One of the most exciting aspects of the genomic revolution in biology is understanding the genetic mechanisms behind an organisms natural history. Within the fungi it has been fascinating to begin to tease apart how seemingly similar life histories can be explained by disparate genomic landscapes, or opposingly, how completely different modes of survival can be explained by a common set of genes. There has been a steady increase in research over the last few years documenting a large array of tools in the genomic toolbox.
A recently published paper in the journal PLOS One, authored by Andrew et al., entitled “Evidence for a Common Toolbox Based on Necrotrophy in a Fungal Lineage Spanning Necrotrophs, Biotrophs, Endophytes, Host Generalists and Specialists” comes from the Kohn Lab at the University of Toronto, which has long studied the fungal family Sclerotiniaceae. The Sclerotiniaceae is a group of Ascomycetes known for being typically necrotic pathogens which are host generalists or specialists.

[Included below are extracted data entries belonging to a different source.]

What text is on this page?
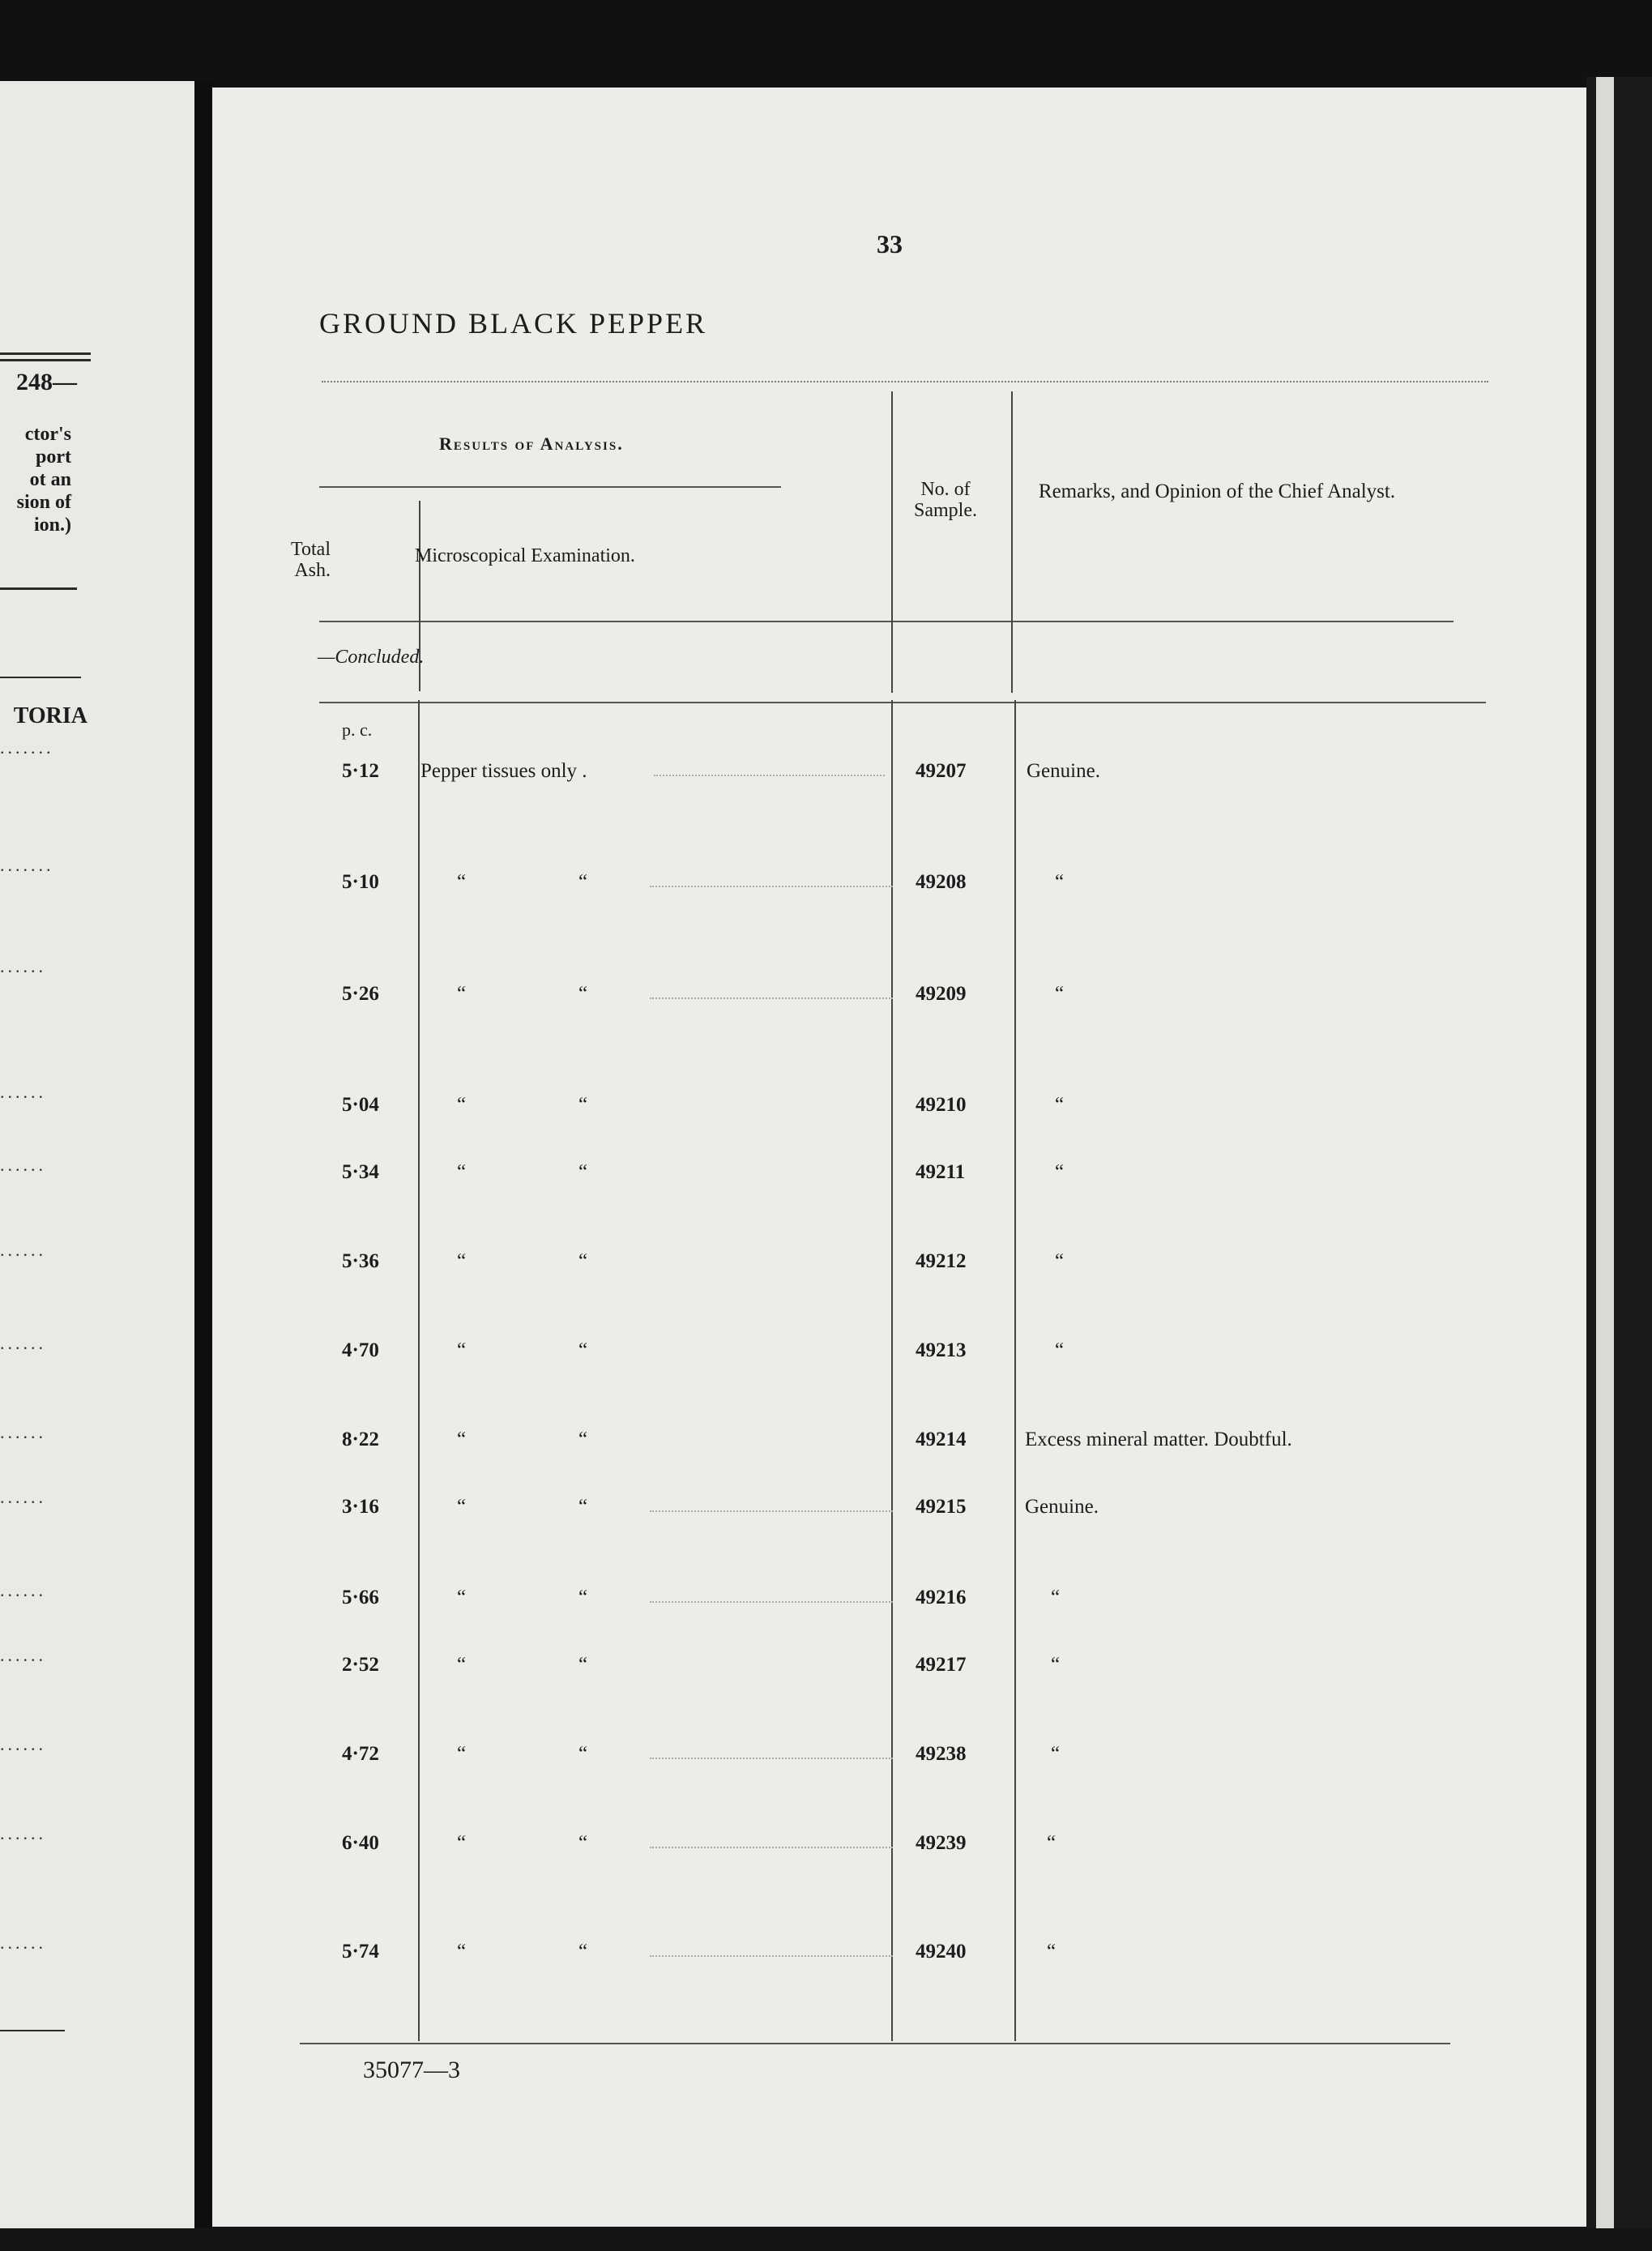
248—
ctor's
port
ot an
sion of
ion.)
TORIA
.......
.......
......
......
......
......
......
......
......
......
......
......
......
......
33
GROUND BLACK PEPPER
Results of Analysis.
No. of Sample.
Remarks, and Opinion of the Chief Analyst.
Total Ash.
Microscopical Examination.
—Concluded.
p. c.
5·12 Pepper tissues only .	49207	Genuine.
5·10	“	“	49208	“
5·26	“	“	49209	“
5·04	“	“	49210	“
5·34	“	“	49211	“
5·36	“	“	49212	“
4·70	“	“	49213	“
8·22	“	“	49214	Excess mineral matter. Doubtful.
3·16	“	“	49215	Genuine.
5·66	“	“	49216	“
2·52	“	“	49217	“
4·72	“	“	49238	“
6·40	“	“	49239	“
5·74	“	“	49240	“
35077—3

This is a great group of fungi to address questions like: why is one species necrotic while another is just biotrophic? …and why are some fungi specialists, while others generally infect plants without regard to taxonomy? To address these questions the authors sampled across 52 strains of fungi in the Sclerotiniaceae representing 30 taxa covering the spectrum of host specificity/generality and trophic types. They chose a suite of genes responsible for both general cell housekeeping (controls, etc.) and associated with pathogenicity and constructed phylogenies of these genes to observe relationships between these 52 strains. Evidence of positive selection acting on these genes, as well as site-specific selection, was also assessed. Lastly, the authors assessed the pathogenicity of these strains by initiating infection studies on Arabidopsis thaliana plants.
The authors found that there are at least two origins of biotrophy from a necrotrophic ancestor in the Sclerotiniaceae and that there is evidence of selection on all the genes associated with pathogenicity tested in this study. The housekeeping genes in this study were used to control for the phylogenetic analysis and showed no evidence of positive selection as opposed to the pathogenicity genes. Furthermore, likelihood analyses showed no statistical differences in the genes of strains from different trophic lifestyles, as well as host generalists and specialists.

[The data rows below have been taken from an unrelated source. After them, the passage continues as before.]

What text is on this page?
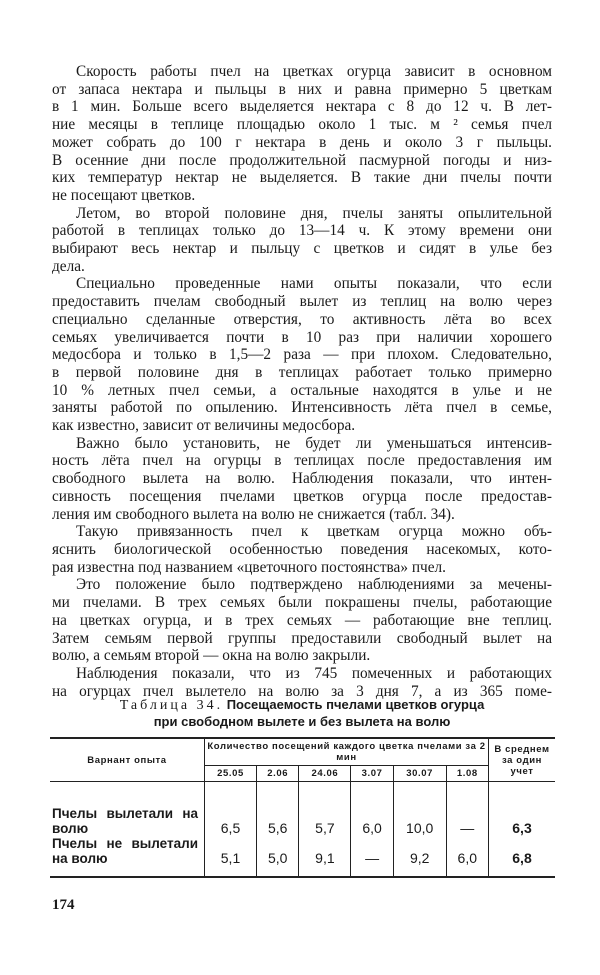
Скорость работы пчел на цветках огурца зависит в основном
от запаса нектара и пыльцы в них и равна примерно 5 цветкам
в 1 мин. Больше всего выделяется нектара с 8 до 12 ч. В лет-
ние месяцы в теплице площадью около 1 тыс. м ² семья пчел
может собрать до 100 г нектара в день и около 3 г пыльцы.
В осенние дни после продолжительной пасмурной погоды и низ-
ких температур нектар не выделяется. В такие дни пчелы почти
не посещают цветков.
Летом, во второй половине дня, пчелы заняты опылительной
работой в теплицах только до 13—14 ч. К этому времени они
выбирают весь нектар и пыльцу с цветков и сидят в улье без
дела.
Специально проведенные нами опыты показали, что если
предоставить пчелам свободный вылет из теплиц на волю через
специально сделанные отверстия, то активность лёта во всех
семьях увеличивается почти в 10 раз при наличии хорошего
медосбора и только в 1,5—2 раза — при плохом. Следовательно,
в первой половине дня в теплицах работает только примерно
10 % летных пчел семьи, а остальные находятся в улье и не
заняты работой по опылению. Интенсивность лёта пчел в семье,
как известно, зависит от величины медосбора.
Важно было установить, не будет ли уменьшаться интенсив-
ность лёта пчел на огурцы в теплицах после предоставления им
свободного вылета на волю. Наблюдения показали, что интен-
сивность посещения пчелами цветков огурца после предостав-
ления им свободного вылета на волю не снижается (табл. 34).
Такую привязанность пчел к цветкам огурца можно объ-
яснить биологической особенностью поведения насекомых, кото-
рая известна под названием «цветочного постоянства» пчел.
Это положение было подтверждено наблюдениями за мечены-
ми пчелами. В трех семьях были покрашены пчелы, работающие
на цветках огурца, и в трех семьях — работающие вне теплиц.
Затем семьям первой группы предоставили свободный вылет на
волю, а семьям второй — окна на волю закрыли.
Наблюдения показали, что из 745 помеченных и работающих
на огурцах пчел вылетело на волю за 3 дня 7, а из 365 поме-
Таблица 34. Посещаемость пчелами цветков огурца
при свободном вылете и без вылета на волю
Варнант опыта	Количество посещений каждого цветка пчелами за 2 мин						В среднем за один учет
	25.05	2.06	24.06	3.07	30.07	1.08	
Пчелы вылетали на волю	6,5	5,6	5,7	6,0	10,0	—	6,3
Пчелы не вылетали на волю	5,1	5,0	9,1	—	9,2	6,0	6,8
174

Within this study on the Sclerotiniaceae, it appears that there is a common tool box of genes shared by the fungal strains studied here. The level of expression of genes differed in this study, which could explain trophic and host specificity differences exhibited by these fungi. It will be interesting when we have more genome sequences from this family to see how genome structure and rearrangements have contributed to the expression and diversity of genes associated with necrotrophy in this family of fungi.